Widzę tylko jedną możliwość: wyłączenie zasilania. Żeby to zrobić, musi dostać się do domu, więc czujnikiem okładamy panel zasilania i ta opcja pada. Nie wspominając o podłączeniu jednostki centralnej do UPS i wysyłaniu wiadomości w przypadku odcięcia zasilania - wtedy szybki telefon do sąsiada, by zapytać, czy prąd w całej dzielnicy padł, a jeśli nie - wiemy, że coś jest na
  • Odpowiedz
@NoMercyIncluded: po pierwsze - lepiej stracić kilka tysięcy niż odwiedzać ojca w szpitalu. Po drugie: standardowy akumulator alarmu trzyma spokojnie kilka dni w porywach do tygodnia. A jak jeszcze jest UPS... :)
No i info o braku zasilania natychmiast idzie SMSem.
  • Odpowiedz
@enron: Ojciec nie jest lekkomyślny, wziąłby ze sobą po drodze dwóch sąsiadów i poszliby porozmawiać ( ͡° ͜ʖ ͡°)
Czyli taki system jest dość sensowny? Nie chodzi o codzienną ochronę, bo prawie zawsze ktoś jest w domu, tylko o dłuższe wyjazdy. Nasz dom jako jedyny w okolicy nie padł nigdy ofiarą włamania, a już kilka "fal" było, zastanawia mnie to trochę.
  • Odpowiedz
@ManamanaTuriruriru: Pies pomaga. Były robione badania i sondy i okazuje się, że sama obecność psa w mieszkaniu zniechęca złodziei- nieważne, czy pies duży, mały czy cziłała. W uk ryzyko okradzenia domu spada o przeszło 70%, gdy ma się psa.
  • Odpowiedz
@ManamanaTuriruriru: A jakby tak kupić lokalizator GPS i zamontować np. wewnątrz telewizora? Jak ukradną to raczej nie będą rozkręcać tv i szukać pułapek?

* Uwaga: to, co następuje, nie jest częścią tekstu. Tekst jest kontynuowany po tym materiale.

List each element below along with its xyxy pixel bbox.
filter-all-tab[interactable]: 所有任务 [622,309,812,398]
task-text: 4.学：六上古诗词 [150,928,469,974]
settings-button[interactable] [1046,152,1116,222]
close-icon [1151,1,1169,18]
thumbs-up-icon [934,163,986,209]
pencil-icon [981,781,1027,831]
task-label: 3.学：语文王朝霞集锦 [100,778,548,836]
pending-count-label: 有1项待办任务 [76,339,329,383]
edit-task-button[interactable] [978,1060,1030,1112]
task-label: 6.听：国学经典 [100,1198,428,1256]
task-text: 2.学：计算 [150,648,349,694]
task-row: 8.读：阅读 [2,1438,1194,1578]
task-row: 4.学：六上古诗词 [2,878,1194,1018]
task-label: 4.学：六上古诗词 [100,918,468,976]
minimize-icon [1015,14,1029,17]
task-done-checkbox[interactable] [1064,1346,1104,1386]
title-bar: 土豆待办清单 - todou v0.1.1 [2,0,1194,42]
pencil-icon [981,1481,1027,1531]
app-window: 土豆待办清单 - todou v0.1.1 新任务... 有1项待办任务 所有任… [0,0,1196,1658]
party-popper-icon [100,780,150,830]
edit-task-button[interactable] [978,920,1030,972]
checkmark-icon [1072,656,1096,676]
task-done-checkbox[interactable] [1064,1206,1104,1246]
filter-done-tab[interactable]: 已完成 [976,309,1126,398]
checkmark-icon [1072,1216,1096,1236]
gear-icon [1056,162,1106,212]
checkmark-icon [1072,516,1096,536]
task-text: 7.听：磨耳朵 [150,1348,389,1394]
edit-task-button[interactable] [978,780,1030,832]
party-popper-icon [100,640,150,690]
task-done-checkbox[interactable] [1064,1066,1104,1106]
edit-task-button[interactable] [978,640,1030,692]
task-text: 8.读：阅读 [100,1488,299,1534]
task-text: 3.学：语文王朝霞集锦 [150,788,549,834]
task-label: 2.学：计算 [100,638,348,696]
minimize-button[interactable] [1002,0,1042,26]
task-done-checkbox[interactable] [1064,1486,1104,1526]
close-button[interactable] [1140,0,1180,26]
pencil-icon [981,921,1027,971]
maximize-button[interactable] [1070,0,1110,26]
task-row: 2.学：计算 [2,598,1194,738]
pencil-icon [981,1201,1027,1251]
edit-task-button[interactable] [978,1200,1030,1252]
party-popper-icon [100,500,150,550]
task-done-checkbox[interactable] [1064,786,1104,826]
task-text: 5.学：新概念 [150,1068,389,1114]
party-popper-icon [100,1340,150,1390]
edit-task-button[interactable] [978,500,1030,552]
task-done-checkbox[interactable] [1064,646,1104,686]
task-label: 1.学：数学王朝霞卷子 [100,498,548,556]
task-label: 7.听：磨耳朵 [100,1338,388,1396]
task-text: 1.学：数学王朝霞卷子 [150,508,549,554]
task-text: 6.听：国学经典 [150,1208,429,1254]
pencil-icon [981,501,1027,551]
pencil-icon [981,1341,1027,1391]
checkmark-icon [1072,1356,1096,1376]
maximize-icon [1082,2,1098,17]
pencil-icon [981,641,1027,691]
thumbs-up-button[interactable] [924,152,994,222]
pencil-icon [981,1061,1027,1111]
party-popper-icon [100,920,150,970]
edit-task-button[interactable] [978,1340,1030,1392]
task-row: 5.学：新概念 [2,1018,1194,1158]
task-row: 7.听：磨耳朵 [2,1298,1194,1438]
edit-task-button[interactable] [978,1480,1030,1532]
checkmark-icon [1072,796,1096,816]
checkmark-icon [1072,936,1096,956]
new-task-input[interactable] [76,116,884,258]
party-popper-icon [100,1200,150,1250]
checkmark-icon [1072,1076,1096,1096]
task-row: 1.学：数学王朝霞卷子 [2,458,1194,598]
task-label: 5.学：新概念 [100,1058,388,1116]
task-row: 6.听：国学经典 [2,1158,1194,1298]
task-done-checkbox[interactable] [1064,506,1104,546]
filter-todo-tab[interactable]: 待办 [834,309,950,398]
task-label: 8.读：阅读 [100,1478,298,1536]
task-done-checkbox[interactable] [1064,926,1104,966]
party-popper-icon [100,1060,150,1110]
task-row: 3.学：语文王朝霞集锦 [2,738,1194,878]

Po zdarzeniu lecisz na Policję, sprawdzają sygnał u operatora np. sieci komórkowej i bach: pasera albo samych delikwentów.
  • Odpowiedz
@ManamanaTuriruriru: Nie, ale z reguły zajmuje trochę przetrzepanie szafek, nie wspominając o tym, że mało kto trzyma gotówkę czy złoto w domu, więc to ogólnie słaby biznes. Nie wiem, czy papiery wartościowe, dokumenty własności itp. przedstawiają jakąkolwiek wartość dla złodzieja, bo jak je upłynnić potem?
  • Odpowiedz
nie pomaga podłączenie wysokiego napięcia do okien?

tak, niestety znam wyrok SN i lepiej tak nie robić ( ͡° ʖ̯ ͡°) chamstwo.


@terwer358: Ewentualnie zutylizować ciało, oczywiście po wcześniejszym zdjęciu napięcia ;)
  • Odpowiedz
@ManamanaTuriruriru: W zasadzie próbuję sobie wyobrazić, że włamuję się do własnego domu. Wiem, gdzie jest większość cennych rzeczy, a i tak musiałbym się dłużej zastanowić, co i skąd zabrać, by dało się to sprzedać, a za marne kilka tysięcy gotówki nie ryzykowałbym. Na co liczą złodzieje? Naprawdę kradną gotówkę i tyle?
  • Odpowiedz
@Kurtzz spekulować możemy zawsze co by było gdyby. Chyba zbytnio odchodzimy od tematu a ja teoretyzować nie mam ochoty ;)
@NoMercyIncluded no właśnie w tym jest problem, że nie potrafisz tego ogarnąć. Sądzę, że jesteś uczciwym człowiekiem przez co ciężko Ci zrozumieć tak skrzywiony kręgosłup moralny. Jak już wspominałem, dla ludzi z branży to jest normalna codzienna praca i normalna czynność. To ile zrobią to już tylko szczęście.
  • Odpowiedz
Miałem znajomą, studentka mieszkającą samotnie. Kiedyś wrzuciła na FB informację, że wyjeżdża na tydzień do Zakopanego. Po powrocie miała ogołocone mieszkanie.


@wyindywidualizowanyentuzjasta: wrzucasz na FB informację że wyjeżdżasz za tydzień do Zakopanego. Nie wyjeżdżasz tylko czekasz sobie w domu ze strzelbą i odpalonymi kamerami. Zostajesz bohaterem na LiveLeak ( ͡° ͜ʖ ͡°).